Mr. Benton saw the advantage which this denunciation and allusion presented, and made relentless use of it. He first vindicated the use and origin of the veto, as derived from the institution of the tribunes of the people among the Romans, and its exercise always intended for the benefit of the people; and, under our constitution, its only effect to refer a measure to the people, for their consideration, and to stay its execution until the people could pass upon it, and to adopt or reject it at an ensuing Congress. It was a power eminently just and proper in a representative government, and intended for the benefit of the whole people; and, therefore, placed in the hands of the magistrate elected by the whole. On the allusion to the nickname on the King and Queen of France, he said:

"He not only recollected the historical incident to which the senator from Kentucky had alluded, but also the character of the decrees to which the unfortunate Louis the 16th had affixed his vetoes. One was the decree against the emigrants, dooming to death and confiscation of estate every man, woman, and child who should attempt to save their lives by flying from the pike, the guillotine, and the lamp-post. The other was a decree exposing to death the ministers of religion who could not take an oath which their consciences repulsed. To save tottering age, trembling mothers, and affrighted children from massacre – to save the temples and altars of God from being stained by the blood of his ministers – were the sacred objects of those vetoes; and was there any thing to justify a light or reproachful allusion to them in the American Senate? The King put his constitutional vetoes to these decrees; and the canaille of Saint Antoine and Marceau – not the gay and laughing Parisians, but the bloody canaille, instigated by leaders more ferocious than themselves – began to salute the King as Monsieur Veto, and demand his head for the guillotine. And the Queen, when seen at the windows of her prison, her locks pale with premature white, the effect of an agonized mind at the ruin she witnessed, the poissardes saluted her also as Madame Veto; and the Dauphin came in for the epithet of the Little Veto. All this was terrible in France, and in the disorders of a revolution; but why revive their remembrance in this Congress, successor to those which were accustomed to call this king our great ally? and to compliment him on the birth of that child, stigmatized le petit veto, and perishing prematurely under the inhumanities of the convention inflicted by the hand of Simon, the jailer? The two elder vetoes, Monsieur and Madame, came to the guillotine in Paris, and the young one to a death, compared to which the guillotine was mercy. And now, why this allusion? what application of its moral? Surely it is not pointless; not devoid of meaning and practical application. We have no bloody guillotines here, but we have political ones: sharp axes falling from high, and cutting off political heads! Is the service of that axe invoked here upon 'General Andrew Veto?' If so, and the invocation should be successful, then Andrew Jackson, like Louis 16th, will cease to be in any body's way in their march to power."

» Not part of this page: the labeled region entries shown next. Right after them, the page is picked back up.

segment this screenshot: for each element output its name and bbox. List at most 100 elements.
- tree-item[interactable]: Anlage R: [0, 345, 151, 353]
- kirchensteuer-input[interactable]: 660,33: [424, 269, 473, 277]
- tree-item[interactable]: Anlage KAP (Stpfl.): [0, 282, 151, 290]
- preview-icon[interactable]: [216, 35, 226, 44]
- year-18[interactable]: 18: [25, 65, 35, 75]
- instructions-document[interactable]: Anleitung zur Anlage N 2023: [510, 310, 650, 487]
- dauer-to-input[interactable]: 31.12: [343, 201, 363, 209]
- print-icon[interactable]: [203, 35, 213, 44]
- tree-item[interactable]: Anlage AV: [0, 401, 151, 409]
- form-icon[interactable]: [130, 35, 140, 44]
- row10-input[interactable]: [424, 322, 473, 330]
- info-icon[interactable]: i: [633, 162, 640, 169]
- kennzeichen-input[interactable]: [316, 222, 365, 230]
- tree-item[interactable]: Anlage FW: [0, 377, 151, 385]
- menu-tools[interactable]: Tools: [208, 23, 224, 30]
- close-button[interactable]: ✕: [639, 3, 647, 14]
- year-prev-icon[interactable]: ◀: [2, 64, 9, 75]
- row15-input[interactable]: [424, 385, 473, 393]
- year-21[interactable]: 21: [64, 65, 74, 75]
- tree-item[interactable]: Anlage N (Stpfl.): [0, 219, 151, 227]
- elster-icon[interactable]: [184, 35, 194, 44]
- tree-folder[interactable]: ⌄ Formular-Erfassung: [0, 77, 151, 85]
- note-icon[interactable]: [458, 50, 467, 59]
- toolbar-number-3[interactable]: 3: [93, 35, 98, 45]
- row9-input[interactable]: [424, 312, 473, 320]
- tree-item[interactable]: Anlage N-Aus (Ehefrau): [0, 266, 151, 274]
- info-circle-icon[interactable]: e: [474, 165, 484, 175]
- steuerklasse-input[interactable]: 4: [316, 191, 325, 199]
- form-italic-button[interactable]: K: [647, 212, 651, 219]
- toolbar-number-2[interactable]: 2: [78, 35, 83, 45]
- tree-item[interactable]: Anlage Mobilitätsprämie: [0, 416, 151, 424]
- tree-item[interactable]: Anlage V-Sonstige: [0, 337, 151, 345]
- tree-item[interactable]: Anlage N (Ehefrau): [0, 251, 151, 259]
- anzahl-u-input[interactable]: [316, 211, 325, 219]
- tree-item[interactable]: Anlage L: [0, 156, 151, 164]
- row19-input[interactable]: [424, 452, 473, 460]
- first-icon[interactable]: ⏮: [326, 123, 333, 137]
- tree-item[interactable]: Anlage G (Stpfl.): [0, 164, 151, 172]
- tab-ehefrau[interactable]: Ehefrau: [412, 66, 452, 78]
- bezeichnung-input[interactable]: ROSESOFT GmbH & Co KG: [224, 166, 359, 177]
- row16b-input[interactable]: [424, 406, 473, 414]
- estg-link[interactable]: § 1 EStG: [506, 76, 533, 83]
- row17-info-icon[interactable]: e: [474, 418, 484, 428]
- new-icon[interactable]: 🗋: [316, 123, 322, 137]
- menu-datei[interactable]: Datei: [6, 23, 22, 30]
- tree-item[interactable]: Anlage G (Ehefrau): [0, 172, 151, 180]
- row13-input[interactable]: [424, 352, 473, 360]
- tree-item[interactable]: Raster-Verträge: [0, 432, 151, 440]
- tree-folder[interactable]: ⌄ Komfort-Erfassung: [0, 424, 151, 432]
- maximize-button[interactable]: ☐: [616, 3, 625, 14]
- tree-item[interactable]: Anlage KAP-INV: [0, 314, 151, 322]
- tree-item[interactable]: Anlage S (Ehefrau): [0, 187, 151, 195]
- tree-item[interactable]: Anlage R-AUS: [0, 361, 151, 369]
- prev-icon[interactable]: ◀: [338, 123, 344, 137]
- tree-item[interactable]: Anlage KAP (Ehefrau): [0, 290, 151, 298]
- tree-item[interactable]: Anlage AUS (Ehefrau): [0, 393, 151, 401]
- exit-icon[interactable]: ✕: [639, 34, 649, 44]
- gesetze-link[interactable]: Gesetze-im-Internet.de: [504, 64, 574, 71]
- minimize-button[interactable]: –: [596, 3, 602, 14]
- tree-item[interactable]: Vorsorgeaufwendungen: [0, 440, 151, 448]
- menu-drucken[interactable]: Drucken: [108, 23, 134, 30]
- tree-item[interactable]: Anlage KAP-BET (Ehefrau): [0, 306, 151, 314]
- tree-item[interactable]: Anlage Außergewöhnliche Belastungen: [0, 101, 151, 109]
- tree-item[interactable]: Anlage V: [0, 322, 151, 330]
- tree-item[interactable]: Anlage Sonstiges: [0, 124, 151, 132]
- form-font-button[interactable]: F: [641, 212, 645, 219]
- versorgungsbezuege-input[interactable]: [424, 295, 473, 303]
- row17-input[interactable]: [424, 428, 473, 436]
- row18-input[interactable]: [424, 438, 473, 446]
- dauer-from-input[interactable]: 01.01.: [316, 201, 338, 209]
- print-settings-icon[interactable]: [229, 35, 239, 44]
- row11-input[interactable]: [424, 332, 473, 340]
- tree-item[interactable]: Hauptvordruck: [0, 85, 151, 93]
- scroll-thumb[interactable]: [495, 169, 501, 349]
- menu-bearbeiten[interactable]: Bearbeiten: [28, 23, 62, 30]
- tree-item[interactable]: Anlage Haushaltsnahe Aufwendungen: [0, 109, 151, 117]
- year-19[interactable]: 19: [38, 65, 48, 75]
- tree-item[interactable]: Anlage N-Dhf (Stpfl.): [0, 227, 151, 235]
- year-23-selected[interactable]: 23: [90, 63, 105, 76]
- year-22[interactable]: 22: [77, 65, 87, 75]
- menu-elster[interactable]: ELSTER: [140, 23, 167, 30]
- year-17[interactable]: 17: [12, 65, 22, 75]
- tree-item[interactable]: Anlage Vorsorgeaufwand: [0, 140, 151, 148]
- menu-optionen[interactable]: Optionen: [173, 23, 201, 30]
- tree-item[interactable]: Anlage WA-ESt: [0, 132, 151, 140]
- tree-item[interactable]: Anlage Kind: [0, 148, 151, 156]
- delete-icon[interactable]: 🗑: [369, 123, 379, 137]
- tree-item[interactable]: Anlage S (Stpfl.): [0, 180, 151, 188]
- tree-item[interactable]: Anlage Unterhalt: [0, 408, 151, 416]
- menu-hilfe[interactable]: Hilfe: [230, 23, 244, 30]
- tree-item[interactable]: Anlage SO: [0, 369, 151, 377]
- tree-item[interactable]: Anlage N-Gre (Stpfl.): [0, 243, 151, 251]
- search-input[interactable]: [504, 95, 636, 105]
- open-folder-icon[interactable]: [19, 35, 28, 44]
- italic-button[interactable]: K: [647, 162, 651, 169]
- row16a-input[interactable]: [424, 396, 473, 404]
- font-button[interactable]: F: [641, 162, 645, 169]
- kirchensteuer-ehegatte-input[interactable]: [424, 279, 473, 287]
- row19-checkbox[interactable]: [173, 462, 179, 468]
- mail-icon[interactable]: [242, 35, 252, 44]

Mr. Clay also introduced a fable, not taken from Æsop – that of the cat and the eagle – the moral of which was attempted to be turned against him. It was in allusion to the President's message in relation to the bank, and the conduct of his friends since in "attacking" the institution; and said:

"They have done so; and their condition now reminds mo of the fable invented by Dr. Franklin, of the Eagle and the Cat, to demonstrate that Æsop had not exhausted invention, in the construction of his memorable fables. The eagle, you know, Mr. President, pounced, from his lofty flight in the air, upon a cat, taking it to be a pig. Having borne off his prize, he quickly felt most painfully the claws of the cat thrust deeply into his sides and body. Whilst flying, he held a parley with the supposed pig, and proposed to let go his hold, if the other would let him alone. No, says puss, you brought me from yonder earth below, and I will hold fast to you until you carry me back; a condition to which the eagle readily assented."